Please create PDFs the right way

PDF files are wonderful things. I can recall back in the 1990s when I first encountered Adobe’s Acrobat software. As a longtime Mac user in a Windows world, I was more than familiar with the problems associated with converting files from Mac to Windows. Formatting goofs were more than enough reason to tear your hair out.

But along came Adobe and the Portable Document Format. Wow, a document that would look the same on a Windows system as it does on a Mac.

Today we don’t even give PDFs a second thought. They are accepted as a means of sending files via email or filing documents with a court. Despite the fact we have adopted PDFs throughout the legal system, there are still some folks who don’t understand how to use them in the best way. Specifically, they do not know the best way to create the PDFs. So, although this issue is covered by other web sites (I’m certain!), I want to go over it here.

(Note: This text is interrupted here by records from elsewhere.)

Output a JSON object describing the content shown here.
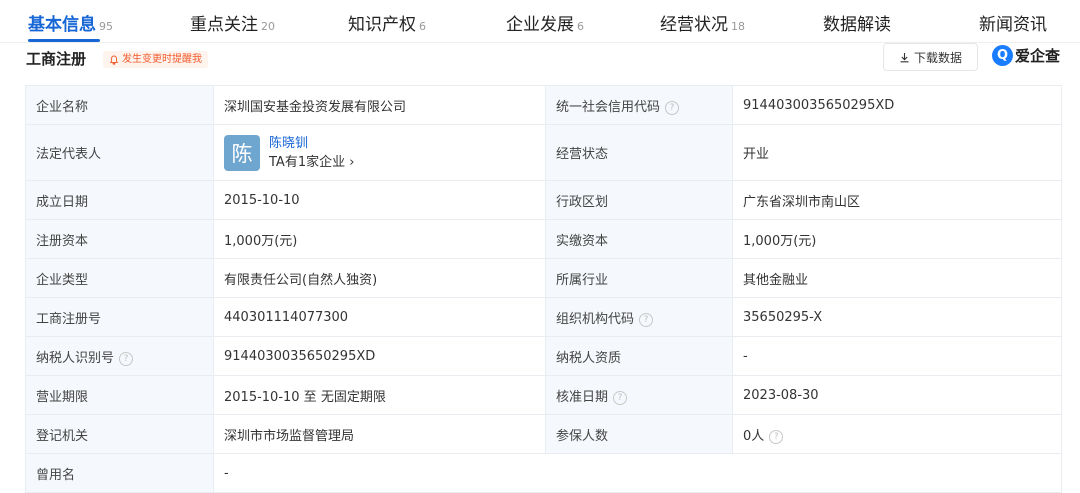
{
  "tabs": [
    {
      "label": "基本信息",
      "count": "95"
    },
    {
      "label": "重点关注",
      "count": "20"
    },
    {
      "label": "知识产权",
      "count": "6"
    },
    {
      "label": "企业发展",
      "count": "6"
    },
    {
      "label": "经营状况",
      "count": "18"
    },
    {
      "label": "数据解读",
      "count": ""
    },
    {
      "label": "新闻资讯",
      "count": ""
    }
  ],
  "section": {
    "title": "工商注册",
    "alert": "发生变更时提醒我",
    "download": "下载数据",
    "brand": "爱企查",
    "brand_letter": "Q"
  },
  "colors": {
    "accent": "#1766d6",
    "alert": "#f25b2c",
    "label_bg": "#f5f8fc"
  },
  "rows": [
    {
      "l1": "企业名称",
      "v1": "深圳国安基金投资发展有限公司",
      "l2": "统一社会信用代码",
      "v2": "9144030035650295XD"
    },
    {
      "l1": "法定代表人",
      "person_avatar": "陈",
      "person_name": "陈晓钏",
      "person_sub": "TA有1家企业 ›",
      "l2": "经营状态",
      "v2": "开业"
    },
    {
      "l1": "成立日期",
      "v1": "2015-10-10",
      "l2": "行政区划",
      "v2": "广东省深圳市南山区"
    },
    {
      "l1": "注册资本",
      "v1": "1,000万(元)",
      "l2": "实缴资本",
      "v2": "1,000万(元)"
    },
    {
      "l1": "企业类型",
      "v1": "有限责任公司(自然人独资)",
      "l2": "所属行业",
      "v2": "其他金融业"
    },
    {
      "l1": "工商注册号",
      "v1": "440301114077300",
      "l2": "组织机构代码",
      "v2": "35650295-X"
    },
    {
      "l1": "纳税人识别号",
      "v1": "9144030035650295XD",
      "l2": "纳税人资质",
      "v2": "-"
    },
    {
      "l1": "营业期限",
      "v1": "2015-10-10 至 无固定期限",
      "l2": "核准日期",
      "v2": "2023-08-30"
    },
    {
      "l1": "登记机关",
      "v1": "深圳市市场监督管理局",
      "l2": "参保人数",
      "v2": "0人"
    },
    {
      "l1": "曾用名",
      "v1": "-"
    }
  ]
}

If you’re creating a document on your computer, the worst way to create a PDF is to print it, take the printed copy, put it in your scanner, scan it to PDF, and email it. This is a bad method for two reasons that come to mind. First, it’s a waste of your time. Second, it creates a PDF file that is unnecessarily big. The reason for the file size problem is that when you scan a document, you are creating a graphical image of that document. It’s like a photograph or photocopy. It takes up more space on your hard drive, it might get rejected as being too large for your email, and if for some reason you need to print it (or a part of it), printing will take forever.

If you’re creating the document on your computer, the thing to do is to use the computer to “print to PDF.” In other words, assuming you have the Adobe Acrobat or other PDF-generating software installed, you can print the document but choose the PDF generator (sometimes called a distiller) as the “printer.” I’d love to give you more instructions here, but there are different ways to do it based on your software setup. On a Mac, it’s easy since PDF creation is built into the Mac OS.

When you “print to PDF,” you create a smaller, faster file. You also create happier users.